Бобров ухмыльнулся, представив толстого трактирщика в юбке из тростника и с кольцом в носу.
Когда Агафон вернулся с деньгами, первое, что он увидел, был Серега, который, стоя у окна, норовил разместить солнечного зайчика на носу у Боброва. Тот конечно отмахивался со словами: «Оставь свое баловство». Поверх хитонов у обоих висели длинные стеклянные бусы. У Сереги бусы висели в два ряда.
Агафон передал мешочек с драхмами Боброву и тот небрежно сунул его себе за спину.
— А что это? — спросил Агафон, имея в виду Серегину забаву.
— Да зеркало, — небрежно ответил Бобров, поправляя свои бусы и тем самым акцентируя на них внимание Агафона.
Однако Агафон на бусы не повелся. Вернее, он их оставил на потом. Просто типичный папуас.
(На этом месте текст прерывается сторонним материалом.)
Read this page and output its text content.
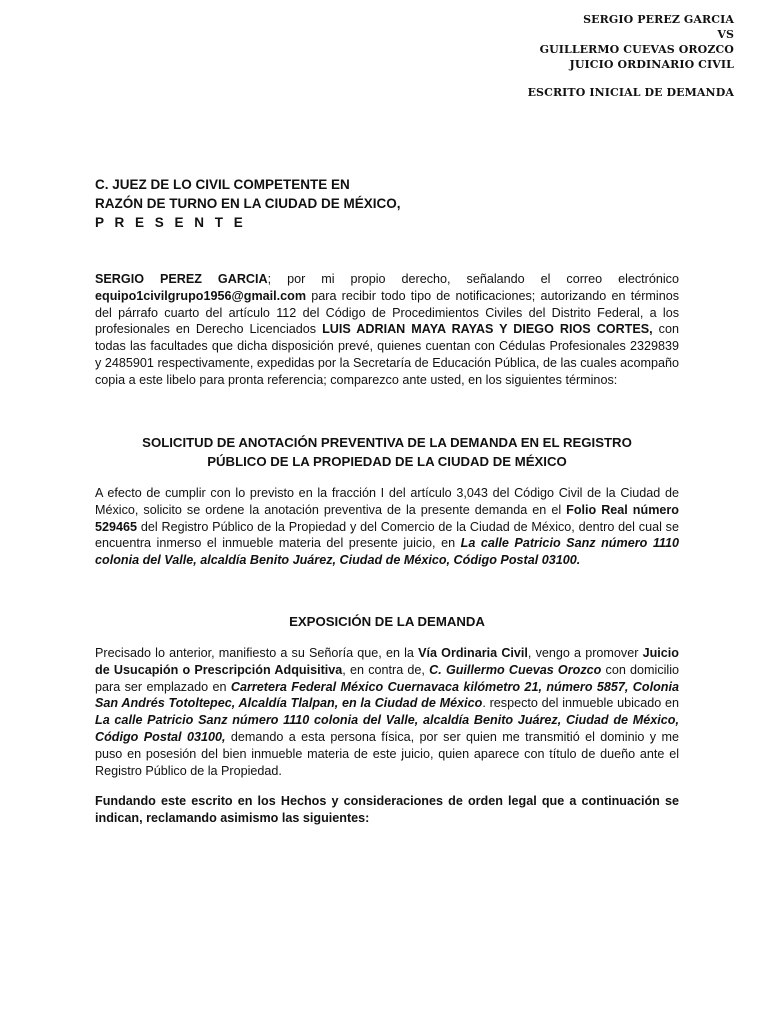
SERGIO PEREZ GARCIA
VS
GUILLERMO CUEVAS OROZCO
JUICIO ORDINARIO CIVIL
ESCRITO INICIAL DE DEMANDA
C. JUEZ DE LO CIVIL COMPETENTE EN
RAZÓN DE TURNO EN LA CIUDAD DE MÉXICO,
P R E S E N T E
SERGIO PEREZ GARCIA; por mi propio derecho, señalando el correo electrónico equipo1civilgrupo1956@gmail.com para recibir todo tipo de notificaciones; autorizando en términos del párrafo cuarto del artículo 112 del Código de Procedimientos Civiles del Distrito Federal, a los profesionales en Derecho Licenciados LUIS ADRIAN MAYA RAYAS Y DIEGO RIOS CORTES, con todas las facultades que dicha disposición prevé, quienes cuentan con Cédulas Profesionales 2329839 y 2485901 respectivamente, expedidas por la Secretaría de Educación Pública, de las cuales acompaño copia a este libelo para pronta referencia; comparezco ante usted, en los siguientes términos:
SOLICITUD DE ANOTACIÓN PREVENTIVA DE LA DEMANDA EN EL REGISTRO
PÚBLICO DE LA PROPIEDAD DE LA CIUDAD DE MÉXICO
A efecto de cumplir con lo previsto en la fracción I del artículo 3,043 del Código Civil de la Ciudad de México, solicito se ordene la anotación preventiva de la presente demanda en el Folio Real número 529465 del Registro Público de la Propiedad y del Comercio de la Ciudad de México, dentro del cual se encuentra inmerso el inmueble materia del presente juicio, en La calle Patricio Sanz número 1110 colonia del Valle, alcaldía Benito Juárez, Ciudad de México, Código Postal 03100.
EXPOSICIÓN DE LA DEMANDA
Precisado lo anterior, manifiesto a su Señoría que, en la Vía Ordinaria Civil, vengo a promover Juicio de Usucapión o Prescripción Adquisitiva, en contra de, C. Guillermo Cuevas Orozco con domicilio para ser emplazado en Carretera Federal México Cuernavaca kilómetro 21, número 5857, Colonia San Andrés Totoltepec, Alcaldía Tlalpan, en la Ciudad de México. respecto del inmueble ubicado en La calle Patricio Sanz número 1110 colonia del Valle, alcaldía Benito Juárez, Ciudad de México, Código Postal 03100, demando a esta persona física, por ser quien me transmitió el dominio y me puso en posesión del bien inmueble materia de este juicio, quien aparece con título de dueño ante el Registro Público de la Propiedad.
Fundando este escrito en los Hechos y consideraciones de orden legal que a continuación se indican, reclamando asimismo las siguientes:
Он подошел к Сереге и тот показал ему на ладони маленькое зеркальце, которое женщины обычно носят в своих сумочках. Блестящий стеклянный прямоугольник подействовал на прожженного трактирщика как золотое ситечко на Эллочку. Но Агафон «Двенадцать стульев» явно не читал, поэтому свою реакцию на блестящую безделушку не соизмерял. Он как-то робко протянул руку и Серега, улыбаясь краем губ, вложил в нее зеркальце. Когда Агафон увидел в нем часть своей физиономии (чтобы влезла вся, ему необходимо было трюмо), восторгу его не было предела.
— Сколько? — спросил он и голос предательски дрогнул.
Но Бобров не собирался пользоваться слабостью клиента. Он собирался пользоваться его расположением. Поэтому он вывалил перед Агафоном все наличные зеркала и заявил:
— Тридцать пять за все.
Агафон отреагировал практически мгновенно.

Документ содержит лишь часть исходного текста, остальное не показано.